Son père, Félix Weygand (1907-1958), tour à tour ouvrier imprimeur, meunier, employé, militait à la CGT puis à la CGT-FO après la scission de 1948 ; militant socialiste SFIO, il avait participé à la Résistance, fut élu conseiller municipal de Marseille sur la liste de Gaston Defferre et délégué au service social. Il s’occupa avec beaucoup de dynamisme des œuvres sociales, des colonies de vacances, dont beaucoup furent créées dans les Alpes, et fut également l’initiateur des piscines scolaires et des classes de neige. Il transmis à son fils « la détermination pour participer aux luttes ouvrières, la maison de famille et beaucoup de difficultés ». Sa mère, B. Cérésa, placée comme fille au pair à l’âge de douze ans, fut femme de ménage puis commerçante.

Lucien Weygand fréquenta l’école communale de la rue Georges à Saint-Just, ancien village aux portes de Marseille (13e arr.), puis le lycée Pierre Puget jusqu’au brevet. Il effectua son service militaire durant trente mois, de 1954 à 1956, comme infirmier à Marseille, puis à l’hôpital Maillot, à Alger. Entre 1957 et 1994, il tint un commerce en articles de pêche ; il était en effet spécialiste de la pêche à la mouche et participa à de nombreux concours. Il était passionné de jeu à XIII, très populaire à Marseille et pratiquait également le judo.

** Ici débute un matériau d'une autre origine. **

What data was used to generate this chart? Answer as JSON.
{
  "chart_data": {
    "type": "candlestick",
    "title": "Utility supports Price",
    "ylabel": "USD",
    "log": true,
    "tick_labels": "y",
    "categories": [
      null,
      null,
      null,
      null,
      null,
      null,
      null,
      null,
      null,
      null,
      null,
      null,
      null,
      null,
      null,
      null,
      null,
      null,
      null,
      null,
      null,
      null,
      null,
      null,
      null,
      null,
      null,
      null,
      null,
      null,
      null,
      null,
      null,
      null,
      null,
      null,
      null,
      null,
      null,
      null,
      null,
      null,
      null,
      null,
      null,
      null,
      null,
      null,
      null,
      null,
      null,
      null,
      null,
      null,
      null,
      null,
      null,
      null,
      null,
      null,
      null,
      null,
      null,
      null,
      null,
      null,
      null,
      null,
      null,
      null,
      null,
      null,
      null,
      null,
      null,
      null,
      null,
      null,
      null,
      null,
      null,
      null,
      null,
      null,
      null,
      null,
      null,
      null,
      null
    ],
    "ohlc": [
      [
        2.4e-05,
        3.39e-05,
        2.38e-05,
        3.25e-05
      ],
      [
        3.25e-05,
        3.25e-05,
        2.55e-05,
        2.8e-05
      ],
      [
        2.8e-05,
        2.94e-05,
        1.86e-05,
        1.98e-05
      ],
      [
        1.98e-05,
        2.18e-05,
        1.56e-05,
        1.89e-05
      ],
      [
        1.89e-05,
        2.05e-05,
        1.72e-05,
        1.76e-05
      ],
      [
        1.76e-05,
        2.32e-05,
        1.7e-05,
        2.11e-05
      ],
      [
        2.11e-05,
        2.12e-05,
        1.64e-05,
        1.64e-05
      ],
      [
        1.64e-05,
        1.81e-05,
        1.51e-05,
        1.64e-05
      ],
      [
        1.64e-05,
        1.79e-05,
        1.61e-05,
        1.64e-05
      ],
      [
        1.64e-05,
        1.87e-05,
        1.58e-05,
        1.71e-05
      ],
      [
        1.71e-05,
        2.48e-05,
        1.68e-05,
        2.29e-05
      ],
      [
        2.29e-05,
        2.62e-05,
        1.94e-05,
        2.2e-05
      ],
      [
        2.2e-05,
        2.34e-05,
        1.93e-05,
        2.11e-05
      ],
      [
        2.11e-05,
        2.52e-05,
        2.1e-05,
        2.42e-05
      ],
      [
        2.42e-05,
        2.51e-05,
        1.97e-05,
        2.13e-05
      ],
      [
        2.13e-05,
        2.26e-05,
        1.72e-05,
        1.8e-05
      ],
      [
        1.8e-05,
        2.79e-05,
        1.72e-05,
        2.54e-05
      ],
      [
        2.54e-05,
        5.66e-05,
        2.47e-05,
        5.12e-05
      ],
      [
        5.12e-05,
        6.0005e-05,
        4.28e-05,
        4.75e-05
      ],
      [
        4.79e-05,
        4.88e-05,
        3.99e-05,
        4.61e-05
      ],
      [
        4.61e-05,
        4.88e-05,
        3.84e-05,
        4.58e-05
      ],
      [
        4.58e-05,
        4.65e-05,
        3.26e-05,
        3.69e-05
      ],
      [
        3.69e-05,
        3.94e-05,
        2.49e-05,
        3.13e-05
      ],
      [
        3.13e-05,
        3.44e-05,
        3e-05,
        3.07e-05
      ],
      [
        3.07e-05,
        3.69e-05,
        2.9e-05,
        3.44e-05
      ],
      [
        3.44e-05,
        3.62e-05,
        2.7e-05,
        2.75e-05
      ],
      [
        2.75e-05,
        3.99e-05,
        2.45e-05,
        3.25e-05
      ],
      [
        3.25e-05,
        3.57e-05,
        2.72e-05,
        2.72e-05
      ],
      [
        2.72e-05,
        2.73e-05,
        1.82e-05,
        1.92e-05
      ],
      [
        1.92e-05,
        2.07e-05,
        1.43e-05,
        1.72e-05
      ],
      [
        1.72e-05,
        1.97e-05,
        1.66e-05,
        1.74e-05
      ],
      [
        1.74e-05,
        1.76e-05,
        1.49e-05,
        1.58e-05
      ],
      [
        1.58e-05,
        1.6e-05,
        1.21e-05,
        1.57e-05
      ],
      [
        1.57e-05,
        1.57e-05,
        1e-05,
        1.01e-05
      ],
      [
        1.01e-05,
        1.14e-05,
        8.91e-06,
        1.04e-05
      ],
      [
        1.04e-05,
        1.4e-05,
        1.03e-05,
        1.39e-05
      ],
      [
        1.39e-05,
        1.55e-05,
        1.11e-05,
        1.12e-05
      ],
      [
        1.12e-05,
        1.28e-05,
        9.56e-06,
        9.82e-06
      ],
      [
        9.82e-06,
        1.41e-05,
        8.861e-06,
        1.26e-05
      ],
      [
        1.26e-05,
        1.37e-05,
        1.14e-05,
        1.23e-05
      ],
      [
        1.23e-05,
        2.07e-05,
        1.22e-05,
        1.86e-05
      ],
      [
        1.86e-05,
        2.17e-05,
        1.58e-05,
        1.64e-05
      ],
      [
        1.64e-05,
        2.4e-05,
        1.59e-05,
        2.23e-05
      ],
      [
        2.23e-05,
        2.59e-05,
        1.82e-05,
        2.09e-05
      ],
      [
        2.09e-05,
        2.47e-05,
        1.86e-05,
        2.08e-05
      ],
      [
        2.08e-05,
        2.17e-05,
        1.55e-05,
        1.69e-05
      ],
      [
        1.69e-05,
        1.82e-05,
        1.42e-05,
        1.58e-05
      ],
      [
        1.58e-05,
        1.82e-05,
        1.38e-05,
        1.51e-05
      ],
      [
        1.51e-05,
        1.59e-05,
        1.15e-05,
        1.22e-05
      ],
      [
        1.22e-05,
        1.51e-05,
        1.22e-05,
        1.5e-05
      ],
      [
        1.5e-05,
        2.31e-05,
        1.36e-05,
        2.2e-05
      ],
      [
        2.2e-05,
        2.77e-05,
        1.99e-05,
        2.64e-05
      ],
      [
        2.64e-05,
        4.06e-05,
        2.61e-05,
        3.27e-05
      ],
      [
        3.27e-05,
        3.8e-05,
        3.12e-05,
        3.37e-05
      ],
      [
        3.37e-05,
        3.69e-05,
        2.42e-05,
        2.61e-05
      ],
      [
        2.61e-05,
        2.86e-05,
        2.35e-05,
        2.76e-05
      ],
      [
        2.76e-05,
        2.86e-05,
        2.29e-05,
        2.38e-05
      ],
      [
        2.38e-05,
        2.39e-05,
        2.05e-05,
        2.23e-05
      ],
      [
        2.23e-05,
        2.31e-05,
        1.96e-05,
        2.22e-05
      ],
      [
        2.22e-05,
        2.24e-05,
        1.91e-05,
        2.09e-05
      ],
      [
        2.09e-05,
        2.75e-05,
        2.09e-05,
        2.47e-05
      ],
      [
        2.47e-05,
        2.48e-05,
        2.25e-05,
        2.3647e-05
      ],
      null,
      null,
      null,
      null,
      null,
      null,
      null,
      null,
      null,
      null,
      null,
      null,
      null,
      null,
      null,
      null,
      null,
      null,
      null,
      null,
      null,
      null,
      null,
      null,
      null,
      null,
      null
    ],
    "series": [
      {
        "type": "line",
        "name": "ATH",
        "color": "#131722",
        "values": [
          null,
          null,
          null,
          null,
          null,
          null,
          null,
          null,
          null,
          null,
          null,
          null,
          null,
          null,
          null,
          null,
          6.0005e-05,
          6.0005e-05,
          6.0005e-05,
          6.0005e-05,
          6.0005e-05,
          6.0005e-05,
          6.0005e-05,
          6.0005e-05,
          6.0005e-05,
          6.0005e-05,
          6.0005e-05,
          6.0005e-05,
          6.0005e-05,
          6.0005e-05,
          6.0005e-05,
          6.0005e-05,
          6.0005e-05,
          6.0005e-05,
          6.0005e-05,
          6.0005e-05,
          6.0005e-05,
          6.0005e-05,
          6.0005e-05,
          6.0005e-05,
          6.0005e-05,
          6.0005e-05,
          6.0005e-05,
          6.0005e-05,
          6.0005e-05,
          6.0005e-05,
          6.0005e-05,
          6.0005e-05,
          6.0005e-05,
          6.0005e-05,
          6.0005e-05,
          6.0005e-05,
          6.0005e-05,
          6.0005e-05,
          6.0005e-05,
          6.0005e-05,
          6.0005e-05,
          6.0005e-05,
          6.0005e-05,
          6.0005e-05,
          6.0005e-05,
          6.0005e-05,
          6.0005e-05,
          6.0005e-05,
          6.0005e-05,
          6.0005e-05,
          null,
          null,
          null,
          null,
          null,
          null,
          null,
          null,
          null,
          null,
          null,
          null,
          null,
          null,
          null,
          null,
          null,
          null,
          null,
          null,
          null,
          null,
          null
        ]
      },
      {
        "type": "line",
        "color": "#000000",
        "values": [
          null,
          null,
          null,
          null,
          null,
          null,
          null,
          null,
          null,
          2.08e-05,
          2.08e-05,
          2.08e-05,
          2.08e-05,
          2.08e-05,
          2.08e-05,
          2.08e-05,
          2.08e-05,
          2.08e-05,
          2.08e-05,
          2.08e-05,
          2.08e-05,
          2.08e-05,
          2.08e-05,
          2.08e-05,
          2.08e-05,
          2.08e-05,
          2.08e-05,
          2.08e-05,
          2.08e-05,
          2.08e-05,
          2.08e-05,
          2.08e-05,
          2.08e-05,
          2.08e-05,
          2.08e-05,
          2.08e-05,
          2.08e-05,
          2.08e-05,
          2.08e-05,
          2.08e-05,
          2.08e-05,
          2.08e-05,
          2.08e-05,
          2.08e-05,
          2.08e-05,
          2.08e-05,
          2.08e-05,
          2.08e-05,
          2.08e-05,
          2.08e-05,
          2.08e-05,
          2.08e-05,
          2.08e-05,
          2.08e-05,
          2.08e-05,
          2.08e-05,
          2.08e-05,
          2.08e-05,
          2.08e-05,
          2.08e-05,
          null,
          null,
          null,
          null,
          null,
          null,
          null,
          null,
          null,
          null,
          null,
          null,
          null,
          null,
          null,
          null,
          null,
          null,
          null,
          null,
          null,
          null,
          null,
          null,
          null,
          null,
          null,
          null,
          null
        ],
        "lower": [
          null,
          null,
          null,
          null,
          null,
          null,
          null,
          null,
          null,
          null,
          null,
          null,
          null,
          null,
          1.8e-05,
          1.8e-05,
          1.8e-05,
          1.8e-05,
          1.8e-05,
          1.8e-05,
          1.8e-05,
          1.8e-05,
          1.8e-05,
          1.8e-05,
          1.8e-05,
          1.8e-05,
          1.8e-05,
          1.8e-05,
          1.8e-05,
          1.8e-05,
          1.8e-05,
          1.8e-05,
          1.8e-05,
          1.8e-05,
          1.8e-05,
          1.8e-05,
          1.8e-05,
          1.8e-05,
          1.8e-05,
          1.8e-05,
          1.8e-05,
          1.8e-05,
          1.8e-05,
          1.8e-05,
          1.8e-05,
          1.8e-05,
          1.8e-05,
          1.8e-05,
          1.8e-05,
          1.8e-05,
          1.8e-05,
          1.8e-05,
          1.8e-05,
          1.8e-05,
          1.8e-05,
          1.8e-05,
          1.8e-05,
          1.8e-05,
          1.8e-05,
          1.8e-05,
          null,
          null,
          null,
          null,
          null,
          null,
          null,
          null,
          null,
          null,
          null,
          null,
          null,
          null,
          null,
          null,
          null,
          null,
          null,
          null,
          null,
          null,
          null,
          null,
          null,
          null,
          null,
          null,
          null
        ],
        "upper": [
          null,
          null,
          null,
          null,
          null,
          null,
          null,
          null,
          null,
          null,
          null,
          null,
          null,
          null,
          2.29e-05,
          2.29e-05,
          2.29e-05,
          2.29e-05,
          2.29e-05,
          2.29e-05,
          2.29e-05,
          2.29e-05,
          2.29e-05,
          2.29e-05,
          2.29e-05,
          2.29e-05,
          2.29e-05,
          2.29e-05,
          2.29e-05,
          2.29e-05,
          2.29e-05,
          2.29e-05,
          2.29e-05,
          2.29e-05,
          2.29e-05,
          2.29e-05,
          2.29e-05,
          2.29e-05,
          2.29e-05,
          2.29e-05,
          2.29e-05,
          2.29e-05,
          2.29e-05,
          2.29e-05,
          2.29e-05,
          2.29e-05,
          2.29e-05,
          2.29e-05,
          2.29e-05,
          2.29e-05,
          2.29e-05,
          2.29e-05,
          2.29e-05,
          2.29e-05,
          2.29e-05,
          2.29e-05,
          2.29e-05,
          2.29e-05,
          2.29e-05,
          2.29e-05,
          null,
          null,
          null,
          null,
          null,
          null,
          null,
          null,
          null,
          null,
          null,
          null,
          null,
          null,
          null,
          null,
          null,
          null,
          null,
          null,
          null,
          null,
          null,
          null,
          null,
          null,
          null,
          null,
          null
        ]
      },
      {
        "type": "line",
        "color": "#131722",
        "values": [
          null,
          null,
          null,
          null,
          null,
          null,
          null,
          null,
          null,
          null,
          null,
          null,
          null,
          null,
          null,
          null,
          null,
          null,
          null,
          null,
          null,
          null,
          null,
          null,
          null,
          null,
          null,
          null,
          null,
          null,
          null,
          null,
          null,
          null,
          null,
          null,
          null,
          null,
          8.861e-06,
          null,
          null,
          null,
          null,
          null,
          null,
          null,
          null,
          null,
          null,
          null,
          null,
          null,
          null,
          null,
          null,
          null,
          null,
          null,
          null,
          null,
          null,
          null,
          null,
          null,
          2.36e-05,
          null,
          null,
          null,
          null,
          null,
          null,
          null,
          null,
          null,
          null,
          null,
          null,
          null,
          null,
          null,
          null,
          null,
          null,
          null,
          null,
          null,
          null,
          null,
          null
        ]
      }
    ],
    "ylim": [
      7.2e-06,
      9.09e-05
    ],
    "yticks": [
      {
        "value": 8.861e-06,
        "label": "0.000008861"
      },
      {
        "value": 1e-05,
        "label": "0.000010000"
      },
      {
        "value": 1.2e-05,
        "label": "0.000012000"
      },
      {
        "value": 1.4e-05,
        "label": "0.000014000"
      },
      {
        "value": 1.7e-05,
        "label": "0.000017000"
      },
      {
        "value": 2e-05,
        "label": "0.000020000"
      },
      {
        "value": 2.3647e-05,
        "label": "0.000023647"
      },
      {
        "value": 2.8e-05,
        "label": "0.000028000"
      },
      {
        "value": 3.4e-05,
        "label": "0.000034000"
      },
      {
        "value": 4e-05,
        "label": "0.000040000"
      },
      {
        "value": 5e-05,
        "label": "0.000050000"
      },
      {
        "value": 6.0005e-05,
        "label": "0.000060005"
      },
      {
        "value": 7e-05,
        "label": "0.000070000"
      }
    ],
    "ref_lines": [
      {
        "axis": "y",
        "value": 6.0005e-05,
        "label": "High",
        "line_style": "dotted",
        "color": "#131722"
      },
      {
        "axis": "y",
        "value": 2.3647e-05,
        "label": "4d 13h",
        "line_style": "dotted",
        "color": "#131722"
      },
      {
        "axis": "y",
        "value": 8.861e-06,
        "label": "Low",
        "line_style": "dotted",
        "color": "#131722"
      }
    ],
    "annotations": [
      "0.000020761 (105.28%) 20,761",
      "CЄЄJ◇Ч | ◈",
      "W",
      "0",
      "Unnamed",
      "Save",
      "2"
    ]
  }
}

Son « père spirituel » en politique fut Jean-Baptiste Calvelli, ancien employé municipal et militant socialiste, secrétaire fédéral de la SFIO des Bouches-du-Rhône (1936-1940), résistant, déporté à Buchenwald. Directeur du cabinet du maire Gaston Defferre après la guerre (1953-1980), c’est lui qui proposa à Lucien Weygand d’entrer sur la liste pour les élections municipales de 1959 où il fut élu pour la première fois à 26 ans au conseil municipal. D’autres dirigeants socialistes l’influencèrent durablement, parmi lesquels Louis Philibert, son prédécesseur à la tête du département (1967-1989), sans oublier Gaston Defferre lui-même, avec lequel il collabora durant 27 ans à la mairie.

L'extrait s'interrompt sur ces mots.